Spring Training Roundup : Two More Say Yes to Drug Plan
Dave Parker, right fielder for the Cincinnati Reds, and Al Holland, a New York Yankees’ relief pitcher, said Monday they will comply with penalties handed down by baseball Commissioner Peter Ueberroth.
Parker is doing so to avoid a one-year suspension for his drug involvement of several years ago, while Holland has accepted the penalty as an alternative to a 60-day suspension.
Parker told a group of reporters around a batting cage at the Reds’ spring training facility in Tampa, Fla., that he plans to play this year. He said he’ll leave any challenge to Ueberroth’s decision up to the major league baseball players’ association.
Parker is one of seven major-league players given one-year suspensions by Ueberroth. The suspensions will be held in abeyance if they agree to pay 10% of their salaries to drug rehabilitation programs, accept periodic drug testing and perform public service work. Parker’s fine would amount to about $120,000.
Holland was one of four players who could be suspended for 60 days under Ueberroth’s action on drug involvement. However, those players instead can agree to donate 5% of their 1986 salaries to a drug prevention facility or program, random drug testing for the remainder of their careers and 50 hours of drug-related community service this year.
“I wanted to wait until I had all the ins and out of it,” Holland said in Fort Lauderdale, Fla. “Now, I have a grasp of everything that happened. I feel part of it isn’t fair, but you can’t have your cake and eat it, too. The most important thing is we want to put it behind us. We were wrong.”
Left-handed reliever Gary Lavelle, plagued by elbow miseries throughout much of 1985, again has a tender left elbow and will be unable to throw competitively for three weeks, the Toronto Blue Jays announced at Dunedin, Fla.
Lavelle, 37, who posted a 5-7 record with eight saves and an earned-run average of 3.10 in 72 innings last season, was examined by team doctors after having to leave the field during the club’s workout.
The Houston Astros announced in Kissimmee, Fla., that they have signed second-year first baseman Glenn Davis to a new one-year contract.
Davis, 24, set a Houston rookie record by hitting 20 home runs in just 100 games.
Cincinnati outfielder Eddie Milner was involved in a minor automobile accident on his way to workouts Monday morning at the ballclub’s spring training facility in Tampa. Fla.
Milner came away from the two-car accident with a sore left wrist. He went to a hospital for precautionary X-rays, and returned with the wrist wrapped in an elastic bandage.
Milner participated in most of the daily workout, skipping batting practice.
Phil Niekro, Tommy John and John Montefusco may not be with the Yankees this season, but team owner George Steinbrenner saw to it Monday they will all appear in the official team picture.
Steinbrenner, standing in the dugout and observing the Yankees’ annual spring photo day activities, was angered when he suddenly spotted John, Niekro and Montefusco standing on the sidelines with all the Yankee rookies and non-roster players as the rest of the team was posing.
“What is Tommy John doing over there with all the rookies?” Steinbrenner asked. “And what’s Montefusco and Niekro doing?”

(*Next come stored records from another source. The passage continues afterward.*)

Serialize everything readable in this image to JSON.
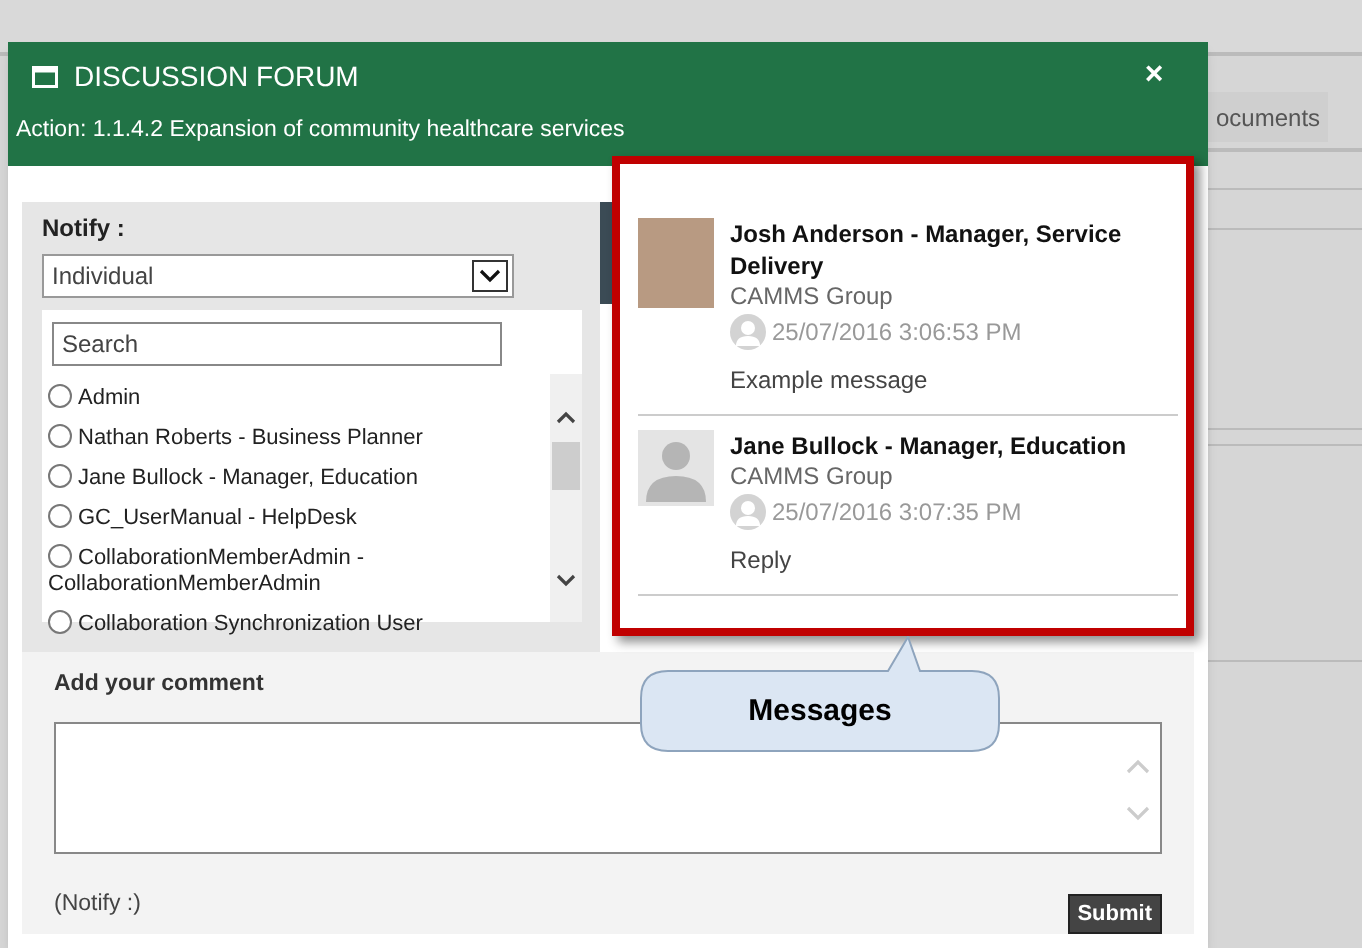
{
  "background_tab": {
    "label": "ocuments"
  },
  "window": {
    "title": "DISCUSSION FORUM",
    "close": "×",
    "subtitle": "Action: 1.1.4.2 Expansion of community healthcare services"
  },
  "notify": {
    "label": "Notify :",
    "dropdown": {
      "value": "Individual"
    },
    "search": {
      "placeholder": "Search"
    },
    "people": [
      {
        "label": "Admin",
        "selected": false
      },
      {
        "label": "Nathan Roberts - Business Planner",
        "selected": false
      },
      {
        "label": "Jane Bullock - Manager, Education",
        "selected": false
      },
      {
        "label": "GC_UserManual - HelpDesk",
        "selected": false
      },
      {
        "label": "CollaborationMemberAdmin - CollaborationMemberAdmin",
        "selected": false
      },
      {
        "label": "Collaboration Synchronization User",
        "selected": false
      }
    ]
  },
  "messages": [
    {
      "author": "Josh Anderson - Manager, Service Delivery",
      "group": "CAMMS Group",
      "time": "25/07/2016 3:06:53 PM",
      "text": "Example message",
      "kind": "photo"
    },
    {
      "author": "Jane Bullock - Manager, Education",
      "group": "CAMMS Group",
      "time": "25/07/2016 3:07:35 PM",
      "text": "Reply",
      "kind": "default"
    }
  ],
  "comment": {
    "label": "Add your comment",
    "notify_note": "(Notify :)",
    "submit": "Submit"
  },
  "callout": {
    "text": "Messages"
  }
}
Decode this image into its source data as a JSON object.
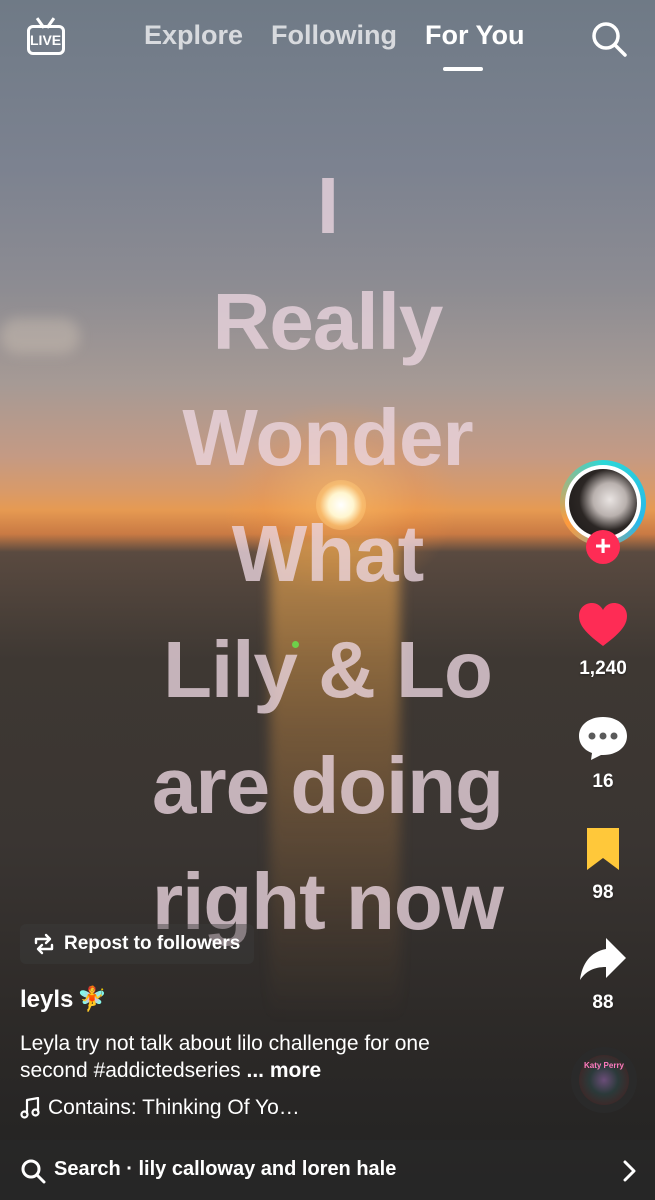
{
  "header": {
    "live_label": "LIVE",
    "tabs": [
      {
        "label": "Explore",
        "active": false
      },
      {
        "label": "Following",
        "active": false
      },
      {
        "label": "For You",
        "active": true
      }
    ]
  },
  "video": {
    "overlay_lines": [
      "I",
      "Really",
      "Wonder",
      "What",
      "Lily & Lo",
      "are doing",
      "right now"
    ]
  },
  "rail": {
    "likes": "1,240",
    "comments": "16",
    "saves": "98",
    "shares": "88",
    "accent": "#fe2c55",
    "save_color": "#ffc83a"
  },
  "post": {
    "repost_label": "Repost to followers",
    "username": "leyls",
    "username_emoji": "🧚",
    "caption_text": "Leyla try not talk about lilo challenge for one second ",
    "hashtag": "#addictedseries",
    "caption_more": " ... more",
    "sound_label": "Contains: Thinking Of Yo…",
    "disc_label": "Katy Perry"
  },
  "search": {
    "label": "Search · lily calloway and loren hale"
  }
}
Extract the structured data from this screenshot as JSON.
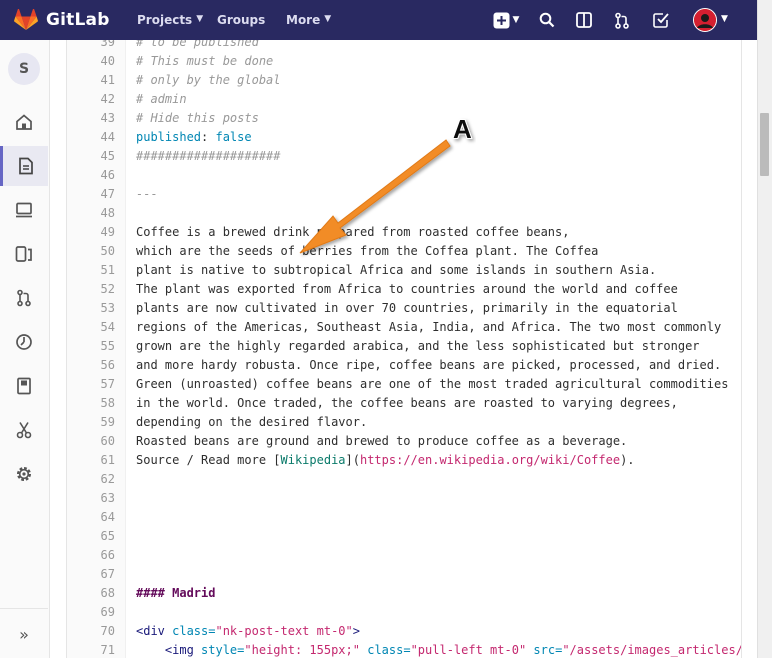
{
  "header": {
    "brand": "GitLab",
    "nav": [
      {
        "label": "Projects",
        "has_dropdown": true
      },
      {
        "label": "Groups",
        "has_dropdown": false
      },
      {
        "label": "More",
        "has_dropdown": true
      }
    ],
    "icons": [
      "plus-icon",
      "search-icon",
      "issues-icon",
      "merge-requests-icon",
      "todos-icon",
      "user-avatar"
    ]
  },
  "sidebar": {
    "project_avatar_letter": "S",
    "items": [
      "home-icon",
      "repository-icon",
      "issues-icon",
      "merge-requests-icon",
      "ci-cd-icon",
      "operations-icon",
      "wiki-icon",
      "snippets-icon",
      "settings-icon"
    ],
    "active_index": 1,
    "collapse_label": "»"
  },
  "editor": {
    "lines": [
      {
        "n": "39",
        "text": "# to be published",
        "kind": "comment"
      },
      {
        "n": "40",
        "text": "# This must be done",
        "kind": "comment"
      },
      {
        "n": "41",
        "text": "# only by the global",
        "kind": "comment"
      },
      {
        "n": "42",
        "text": "# admin",
        "kind": "comment"
      },
      {
        "n": "43",
        "text": "# Hide this posts",
        "kind": "comment"
      },
      {
        "n": "44",
        "text": "published: false",
        "kind": "keyval",
        "key": "published",
        "value": "false"
      },
      {
        "n": "45",
        "text": "####################",
        "kind": "comment"
      },
      {
        "n": "46",
        "text": "",
        "kind": "plain"
      },
      {
        "n": "47",
        "text": "---",
        "kind": "comment"
      },
      {
        "n": "48",
        "text": "",
        "kind": "plain"
      },
      {
        "n": "49",
        "text": "Coffee is a brewed drink prepared from roasted coffee beans,",
        "kind": "plain"
      },
      {
        "n": "50",
        "text": "which are the seeds of berries from the Coffea plant. The Coffea",
        "kind": "plain"
      },
      {
        "n": "51",
        "text": "plant is native to subtropical Africa and some islands in southern Asia.",
        "kind": "plain"
      },
      {
        "n": "52",
        "text": "The plant was exported from Africa to countries around the world and coffee",
        "kind": "plain"
      },
      {
        "n": "53",
        "text": "plants are now cultivated in over 70 countries, primarily in the equatorial",
        "kind": "plain"
      },
      {
        "n": "54",
        "text": "regions of the Americas, Southeast Asia, India, and Africa. The two most commonly",
        "kind": "plain"
      },
      {
        "n": "55",
        "text": "grown are the highly regarded arabica, and the less sophisticated but stronger",
        "kind": "plain"
      },
      {
        "n": "56",
        "text": "and more hardy robusta. Once ripe, coffee beans are picked, processed, and dried.",
        "kind": "plain"
      },
      {
        "n": "57",
        "text": "Green (unroasted) coffee beans are one of the most traded agricultural commodities",
        "kind": "plain"
      },
      {
        "n": "58",
        "text": "in the world. Once traded, the coffee beans are roasted to varying degrees,",
        "kind": "plain"
      },
      {
        "n": "59",
        "text": "depending on the desired flavor.",
        "kind": "plain"
      },
      {
        "n": "60",
        "text": "Roasted beans are ground and brewed to produce coffee as a beverage.",
        "kind": "plain"
      },
      {
        "n": "61",
        "text": "Source / Read more [Wikipedia](https://en.wikipedia.org/wiki/Coffee).",
        "kind": "link",
        "prefix": "Source / Read more [",
        "link_text": "Wikipedia",
        "mid": "](",
        "url": "https://en.wikipedia.org/wiki/Coffee",
        "suffix": ")."
      },
      {
        "n": "62",
        "text": "",
        "kind": "plain"
      },
      {
        "n": "63",
        "text": "",
        "kind": "plain"
      },
      {
        "n": "64",
        "text": "",
        "kind": "plain"
      },
      {
        "n": "65",
        "text": "",
        "kind": "plain"
      },
      {
        "n": "66",
        "text": "",
        "kind": "plain"
      },
      {
        "n": "67",
        "text": "",
        "kind": "plain"
      },
      {
        "n": "68",
        "text": "#### Madrid",
        "kind": "heading"
      },
      {
        "n": "69",
        "text": "",
        "kind": "plain"
      },
      {
        "n": "70",
        "text": "<div class=\"nk-post-text mt-0\">",
        "kind": "html",
        "tokens": [
          [
            "tag",
            "<div "
          ],
          [
            "attr",
            "class="
          ],
          [
            "str",
            "\"nk-post-text mt-0\""
          ],
          [
            "tag",
            ">"
          ]
        ]
      },
      {
        "n": "71",
        "text": "    <img style=\"height: 155px;\" class=\"pull-left mt-0\" src=\"/assets/images_articles/{{",
        "kind": "html",
        "tokens": [
          [
            "plain",
            "    "
          ],
          [
            "tag",
            "<img "
          ],
          [
            "attr",
            "style="
          ],
          [
            "str",
            "\"height: 155px;\""
          ],
          [
            "plain",
            " "
          ],
          [
            "attr",
            "class="
          ],
          [
            "str",
            "\"pull-left mt-0\""
          ],
          [
            "plain",
            " "
          ],
          [
            "attr",
            "src="
          ],
          [
            "str",
            "\"/assets/images_articles/{{"
          ]
        ]
      }
    ]
  },
  "annotation": {
    "label": "A",
    "color": "#f28c28"
  }
}
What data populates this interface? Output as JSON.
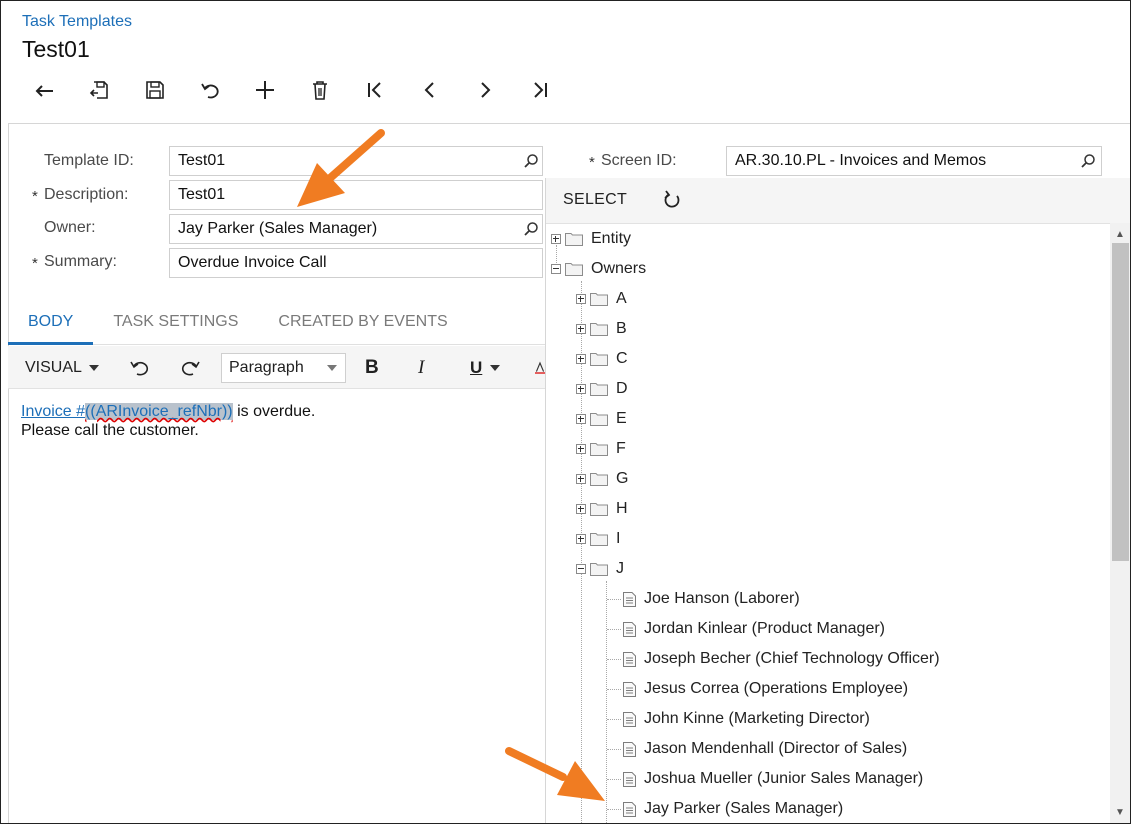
{
  "breadcrumb": "Task Templates",
  "title": "Test01",
  "form": {
    "template_id_label": "Template ID:",
    "template_id_value": "Test01",
    "description_label": "Description:",
    "description_value": "Test01",
    "owner_label": "Owner:",
    "owner_value": "Jay Parker (Sales Manager)",
    "summary_label": "Summary:",
    "summary_value": "Overdue Invoice Call",
    "screen_id_label": "Screen ID:",
    "screen_id_value": "AR.30.10.PL - Invoices and Memos",
    "required_mark": "*"
  },
  "tabs": [
    "BODY",
    "TASK SETTINGS",
    "CREATED BY EVENTS"
  ],
  "editor": {
    "mode": "VISUAL",
    "paragraph": "Paragraph",
    "bold": "B",
    "italic": "I",
    "underline": "U",
    "line1_link": "Invoice #",
    "line1_placeholder": "((ARInvoice_refNbr))",
    "line1_rest": " is overdue.",
    "line2": "Please call the customer."
  },
  "panel": {
    "select_label": "SELECT",
    "tree_entity": "Entity",
    "tree_owners": "Owners",
    "letters": [
      "A",
      "B",
      "C",
      "D",
      "E",
      "F",
      "G",
      "H",
      "I",
      "J"
    ],
    "j_owners": [
      "Joe Hanson (Laborer)",
      "Jordan Kinlear (Product Manager)",
      "Joseph Becher (Chief Technology Officer)",
      "Jesus Correa (Operations Employee)",
      "John Kinne (Marketing Director)",
      "Jason Mendenhall (Director of Sales)",
      "Joshua Mueller (Junior Sales Manager)",
      "Jay Parker (Sales Manager)"
    ]
  },
  "colors": {
    "accent": "#1d6fb8",
    "callout_arrow": "#f07c22"
  },
  "icons": {
    "toolbar": [
      "back-icon",
      "save-close-icon",
      "save-icon",
      "undo-icon",
      "add-icon",
      "delete-icon",
      "first-icon",
      "previous-icon",
      "next-icon",
      "last-icon"
    ]
  }
}
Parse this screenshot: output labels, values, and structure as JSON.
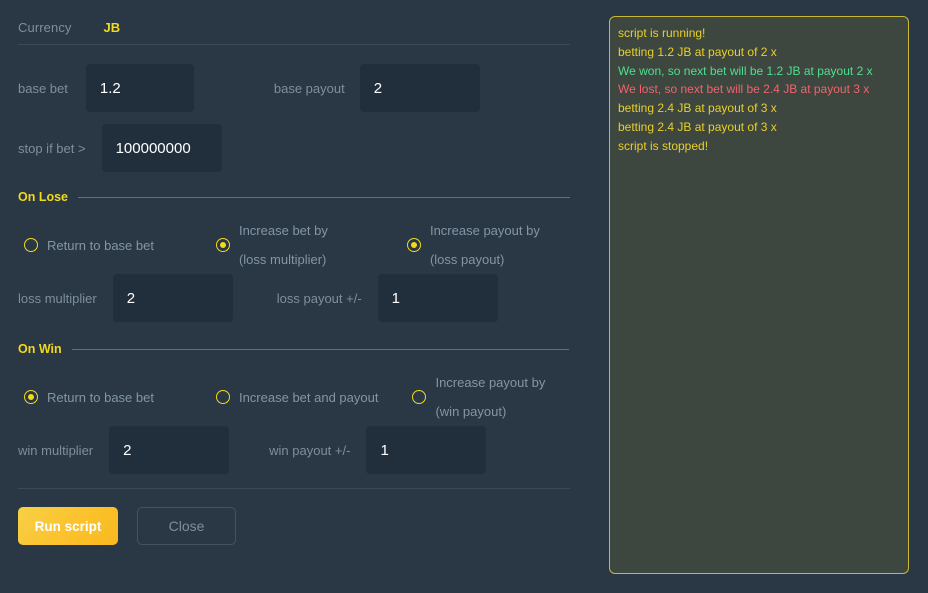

A couple of reporters told Steinbrenner the photos apparently were being taken with only the roster players included.
“That’s ridiculous,” Steinbrenner snapped. “Tell them to stop taking pictures. I want Tommy John in there and I certainly want Niekro and Montefusco in there, too. They’re as much a part of this team as anyone and they deserve to be in it.”
With that, Steinbrenner marched across the field and summoned the three veteran pitchers to join the rest of the team, which was sitting in the left-field bleachers posing for the picture.
John, in camp as an unsigned non-roster player, and Montefusco, who was released by the Yankees last year after suffering a hip injury, are not on the 40-man roster.